Basically, this means that as tax rates change, people shift their level of economic production to
account for the change in the tax rate structure, and do so in a way that maintains this overall
level of equilibrium.

In the case of a steeply progressive tax rate structure, people act to reduce their economic output
(and income) or channel it in ways so as to avoid the increased level of taxation through personal
income taxes.
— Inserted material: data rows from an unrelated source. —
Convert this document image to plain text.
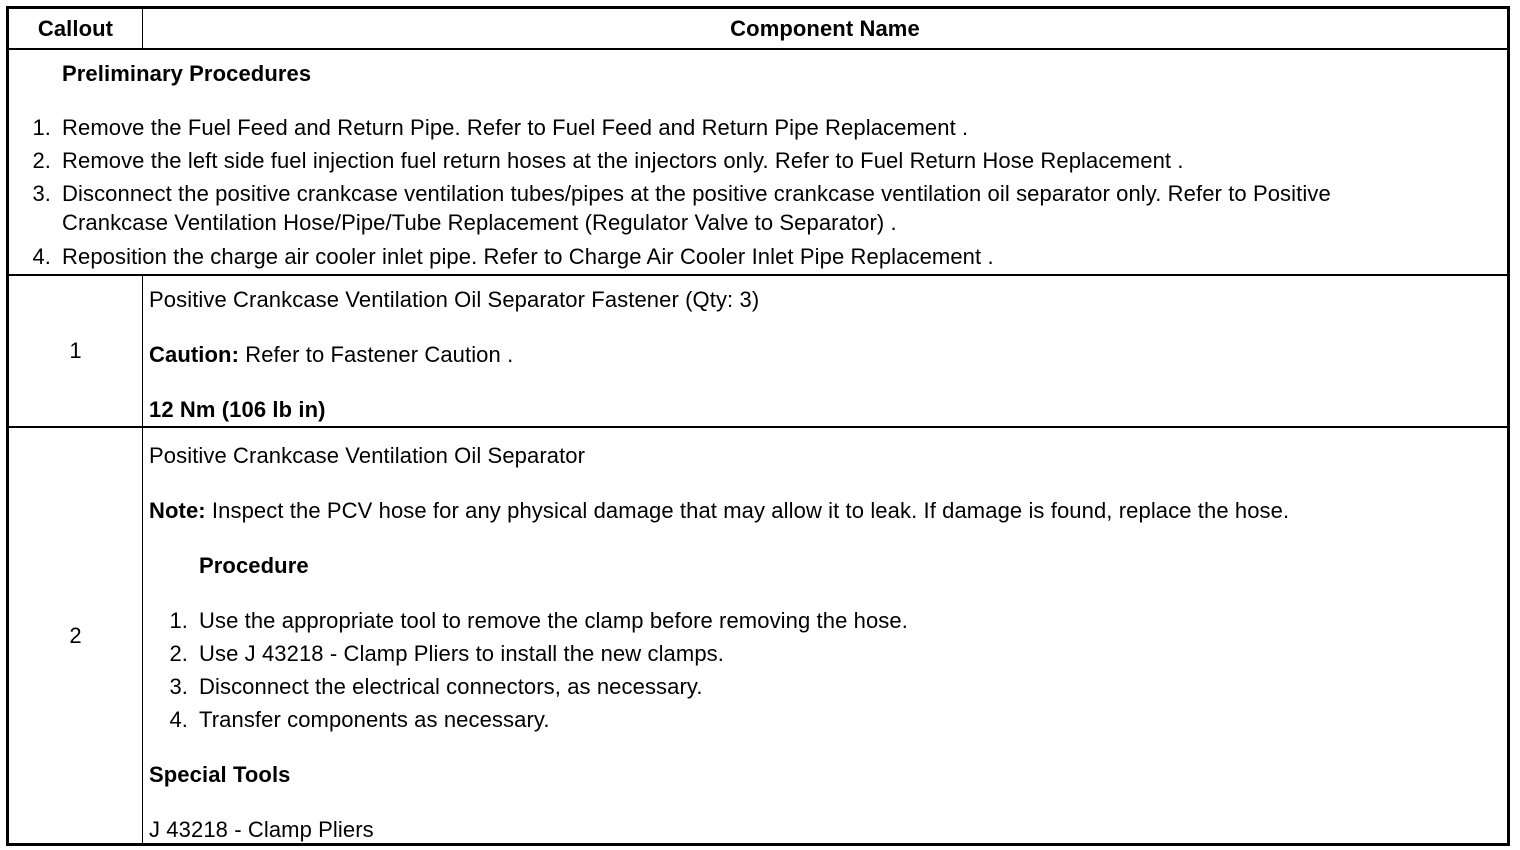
Callout	Component Name
Preliminary Procedures
1. Remove the Fuel Feed and Return Pipe. Refer to Fuel Feed and Return Pipe Replacement .
2. Remove the left side fuel injection fuel return hoses at the injectors only. Refer to Fuel Return Hose Replacement .
3. Disconnect the positive crankcase ventilation tubes/pipes at the positive crankcase ventilation oil separator only. Refer to Positive
Crankcase Ventilation Hose/Pipe/Tube Replacement (Regulator Valve to Separator) .
4. Reposition the charge air cooler inlet pipe. Refer to Charge Air Cooler Inlet Pipe Replacement .
1
Positive Crankcase Ventilation Oil Separator Fastener (Qty: 3)
Caution: Refer to Fastener Caution .
12 Nm (106 lb in)
2
Positive Crankcase Ventilation Oil Separator
Note: Inspect the PCV hose for any physical damage that may allow it to leak. If damage is found, replace the hose.
Procedure
1. Use the appropriate tool to remove the clamp before removing the hose.
2. Use J 43218 - Clamp Pliers to install the new clamps.
3. Disconnect the electrical connectors, as necessary.
4. Transfer components as necessary.
Special Tools
J 43218 - Clamp Pliers
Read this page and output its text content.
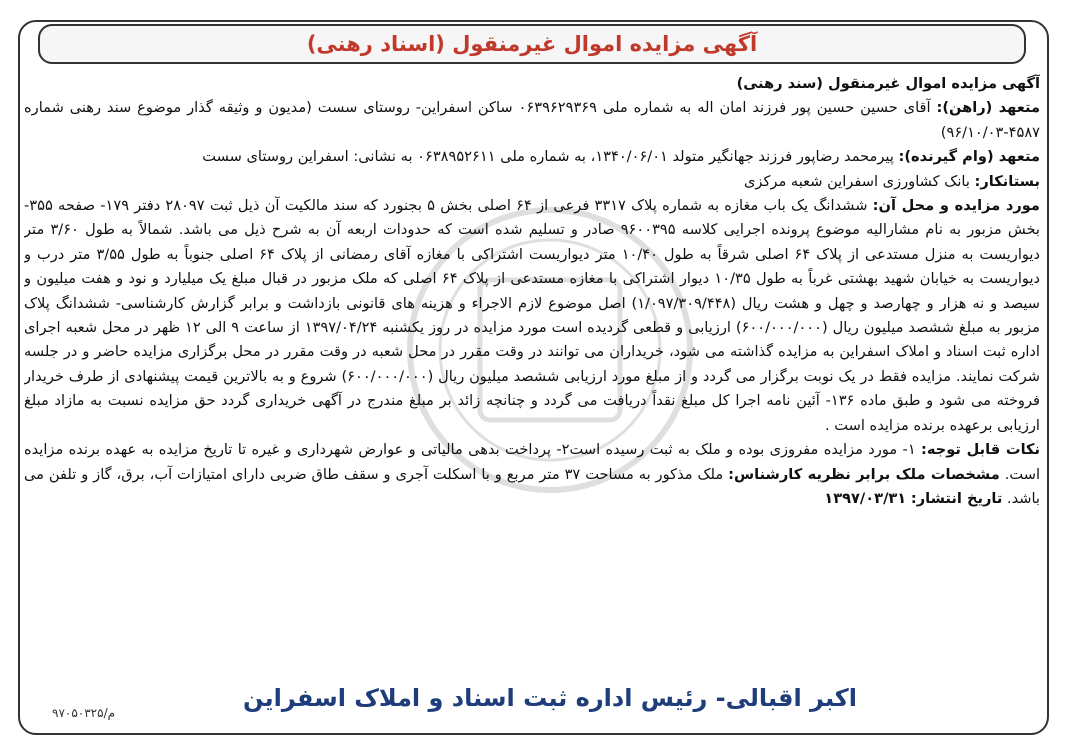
آگهی مزایده اموال غیرمنقول (اسناد رهنی)

آگهی مزایده اموال غیرمنقول (سند رهنی)

متعهد (راهن): آقای حسین حسین پور فرزند امان اله به شماره ملی ۰۶۳۹۶۲۹۳۶۹ ساکن اسفراین- روستای سست (مدیون و وثیقه گذار موضوع سند رهنی شماره ۴۵۸۷-۹۶/۱۰/۰۳)

متعهد (وام گیرنده): پیرمحمد رضاپور فرزند جهانگیر متولد ۱۳۴۰/۰۶/۰۱، به شماره ملی ۰۶۳۸۹۵۲۶۱۱ به نشانی: اسفراین روستای سست

بستانکار: بانک کشاورزی اسفراین شعبه مرکزی

مورد مزایده و محل آن: ششدانگ یک باب مغازه به شماره پلاک ۳۳۱۷ فرعی از ۶۴ اصلی بخش ۵ بجنورد که سند مالکیت آن ذیل ثبت ۲۸۰۹۷ دفتر ۱۷۹- صفحه ۳۵۵- بخش مزبور به نام مشارالیه موضوع پرونده اجرایی کلاسه ۹۶۰۰۳۹۵ صادر و تسلیم شده است که حدودات اربعه آن به شرح ذیل می باشد. شمالاً به طول ۳/۶۰ متر دیواریست به منزل مستدعی از پلاک ۶۴ اصلی شرقاً به طول ۱۰/۴۰ متر دیواریست اشتراکی با مغازه آقای رمضانی از پلاک ۶۴ اصلی جنوباً به طول ۳/۵۵ متر درب و دیواریست به خیابان شهید بهشتی غرباً به طول ۱۰/۳۵ دیوار اشتراکی با مغازه مستدعی از پلاک ۶۴ اصلی که ملک مزبور در قبال مبلغ یک میلیارد و نود و هفت میلیون و سیصد و نه هزار و چهارصد و چهل و هشت ریال (۱/۰۹۷/۳۰۹/۴۴۸) اصل موضوع لازم الاجراء و هزینه های قانونی بازداشت و برابر گزارش کارشناسی- ششدانگ پلاک مزبور به مبلغ ششصد میلیون ریال (۶۰۰/۰۰۰/۰۰۰) ارزیابی و قطعی گردیده است مورد مزایده در روز یکشنبه ۱۳۹۷/۰۴/۲۴ از ساعت ۹ الی ۱۲ ظهر در محل شعبه اجرای اداره ثبت اسناد و املاک اسفراین به مزایده گذاشته می شود، خریداران می توانند در وقت مقرر در محل شعبه در وقت مقرر در محل برگزاری مزایده حاضر و در جلسه شرکت نمایند. مزایده فقط در یک نوبت برگزار می گردد و از مبلغ مورد ارزیابی ششصد میلیون ریال (۶۰۰/۰۰۰/۰۰۰) شروع و به بالاترین قیمت پیشنهادی از طرف خریدار فروخته می شود و طبق ماده ۱۳۶- آئین نامه اجرا کل مبلغ نقداً دریافت می گردد و چنانچه زائد بر مبلغ مندرج در آگهی خریداری گردد حق مزایده نسبت به مازاد مبلغ ارزیابی برعهده برنده مزایده است .

نکات قابل توجه: ۱- مورد مزایده مفروزی بوده و ملک به ثبت رسیده است۲- پرداخت بدهی مالیاتی و عوارض شهرداری و غیره تا تاریخ مزایده به عهده برنده مزایده است. مشخصات ملک برابر نظریه کارشناس: ملک مذکور به مساحت ۳۷ متر مربع و با اسکلت آجری و سقف طاق ضربی دارای امتیازات آب، برق، گاز و تلفن می باشد. تاریخ انتشار: ۱۳۹۷/۰۳/۳۱

اکبر اقبالی- رئیس اداره ثبت اسناد و املاک اسفراین
۹۷۰۵۰۳۲۵/م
In the case of a flatter tax rate structure, people act to increase their economic
output and income, dispense with tax avoidance strategies, and personal income tax collections
rise in the years following when the tax rate reduction is first implemented to levels consistent
with the natural level of equilibrium.

Where the economy is concerned, higher, more progressive tax rates would result in both lower
levels of GDP and personal income tax collections, while lower, flatter tax rates would result in
higher levels of GDP and personal income tax collections.

This latter point is driven home by our next chart, in which we've calculated the inflation-
adjusted level of personal tax collections from 1946 through 2006:
We confirm that beginning in 1964, with the first of a series of income tax rate reductions,
personal income tax collections have risen at a much faster pace than they did under the highly
progressive income tax rate structure that existed from 1946 through 1963, even after adjusting
for inflation.

We'll revisit this latter chart in the future, but for now, we'll observe that regardless of what it
might hope to achieve from changing the schedule of tax rates, the government isn't going to get
much more than 8.0% +/- 0.8% of the pie called GDP for the effort. The real question is whether
it will be 7.2%-8.8% of a growing pie that incents people to be more productive or 7.2%-8.8% of
a stagnant or shrinking pie that incents people to become really good at dodging personal income
taxes, or just taking it easier.

Where and How We Got the Numbers

The data from 1946 through 2003 was taken from this report produced by the left-leaning Center
on Budget and Policy Priorities.

Meanwhile, the we found the percentages for 2004 and 2005 using spreadsheets containing the
IRS' statistics of income data for those years. We obtained the figure for 2006 tax revenue
collected through personal income taxes from this Congressional Budget Office report. We
divided each of these personal income tax revenue figures by the nominal (non-inflation-
adjusted) GDP we obtained from the Measuring Worth economic history resource and then
converted to the percentage shown in the charts and used in our later calculations.

We found by repeating this exercise for the known percentage shares of 7.4% for 2003 given by
the CBPP report and the percentage share of 8.0% for 2006 given in the CBO report that our
figures for 2004 through 2006 may understate the actual percentages of personal income tax
revenue by 0.1% to 0.3%. We believe these small discrepancies may be fully accounted for by
the differences in the source GDP data used to calculate the percentages.
To find the inflation-adjusted personal income tax figures, we first converted the non-inflation
adjusted nominal GDP for each year to constant 2006 U.S. dollars, then multiplied those figures
by the percentage of GDP, again for each year.